Robert Barnes writes, "Killer Frank Spisak, not his attorney, brought on death penalty, justices rule," for today's Washington Post.
As jurors prepared to decide whether Ohio killer Frank G. Spisak Jr. should live or die, a lawyer told them this:
"Ladies and gentlemen, when you turn and look at Frank Spisak, don't look for good deeds, because he has done none. Don't look for good thoughts, because he has none. He is sick, he is twisted. He is demented, and he is never going to be any different."
That was Spisak's attorney talking. His unorthodox closing argument asked only that jurors take "pride" in their own "humanity" in making their decision.
But the Supreme Court essentially said Tuesday that when your client grows a mustache like Adolf Hitler's, admits to killing three people and wounding two, expresses remorse only about a victim who "wasn't Jewish like I thought he was," and says he would like to kill again, even a sterling closing argument is not likely to save him.
The court overturned a decision from the U.S. Court of Appeals for the 6th Circuit and ruled that it was not ineffectiveness of counsel that earned Spisak a death sentence.
After jurors heard "Spisak's boastful and unrepentant confessions and his threats to commit further acts of violence," Justice Stephen G. Breyer wrote, "we . . . do not see how a less descriptive closing argument with fewer disparaging comments about Spisak could have made a significant difference."
He said there was no "reasonable probability that, but for the deficient closing, the result of the proceeding would have been different."

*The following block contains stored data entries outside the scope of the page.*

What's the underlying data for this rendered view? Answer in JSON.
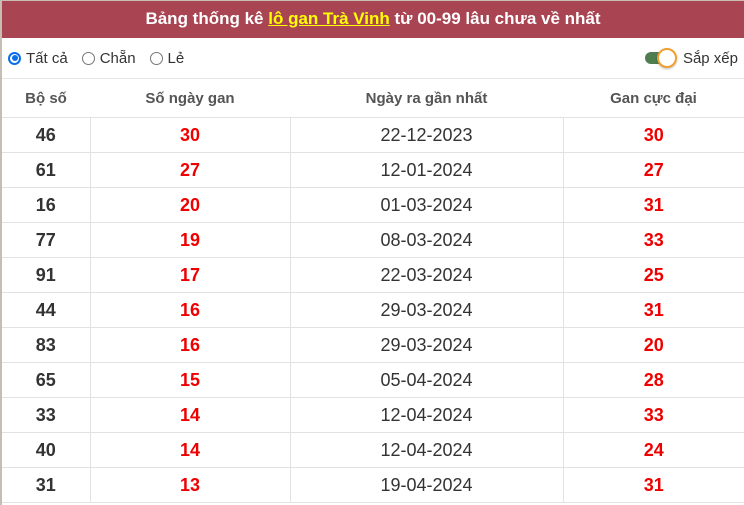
{
  "header": {
    "title_prefix": "Bảng thống kê ",
    "title_link": "lô gan Trà Vinh",
    "title_suffix": " từ 00-99 lâu chưa về nhất",
    "background_color": "#a94452",
    "link_color": "#ffff00"
  },
  "filters": {
    "options": [
      {
        "label": "Tất cả",
        "selected": true
      },
      {
        "label": "Chẵn",
        "selected": false
      },
      {
        "label": "Lẻ",
        "selected": false
      }
    ],
    "sort_label": "Sắp xếp",
    "sort_on": true
  },
  "table": {
    "columns": [
      "Bộ số",
      "Số ngày gan",
      "Ngày ra gần nhất",
      "Gan cực đại"
    ],
    "rows": [
      {
        "bo_so": "46",
        "so_ngay_gan": "30",
        "ngay_ra": "22-12-2023",
        "gan_cuc_dai": "30"
      },
      {
        "bo_so": "61",
        "so_ngay_gan": "27",
        "ngay_ra": "12-01-2024",
        "gan_cuc_dai": "27"
      },
      {
        "bo_so": "16",
        "so_ngay_gan": "20",
        "ngay_ra": "01-03-2024",
        "gan_cuc_dai": "31"
      },
      {
        "bo_so": "77",
        "so_ngay_gan": "19",
        "ngay_ra": "08-03-2024",
        "gan_cuc_dai": "33"
      },
      {
        "bo_so": "91",
        "so_ngay_gan": "17",
        "ngay_ra": "22-03-2024",
        "gan_cuc_dai": "25"
      },
      {
        "bo_so": "44",
        "so_ngay_gan": "16",
        "ngay_ra": "29-03-2024",
        "gan_cuc_dai": "31"
      },
      {
        "bo_so": "83",
        "so_ngay_gan": "16",
        "ngay_ra": "29-03-2024",
        "gan_cuc_dai": "20"
      },
      {
        "bo_so": "65",
        "so_ngay_gan": "15",
        "ngay_ra": "05-04-2024",
        "gan_cuc_dai": "28"
      },
      {
        "bo_so": "33",
        "so_ngay_gan": "14",
        "ngay_ra": "12-04-2024",
        "gan_cuc_dai": "33"
      },
      {
        "bo_so": "40",
        "so_ngay_gan": "14",
        "ngay_ra": "12-04-2024",
        "gan_cuc_dai": "24"
      },
      {
        "bo_so": "31",
        "so_ngay_gan": "13",
        "ngay_ra": "19-04-2024",
        "gan_cuc_dai": "31"
      }
    ]
  }
}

Spisak, who committed his crimes in and around Cleveland State University in the early 1980s, has bounced through a series of courts since, and his case was making its second appearance at the Supreme Court. The justices also rejected an argument that jury instructions were inadequate.
The Cleveland Plain Dealer has, "Execution for Nazi-loving Cleveland murderer can move forward, despite his lawyer's 'outrageous' representation," written by Stephen Koff.
Jack Torry writes, "Supreme Court upholds death sentence for neo-Nazi," for the Columbus Dispatch.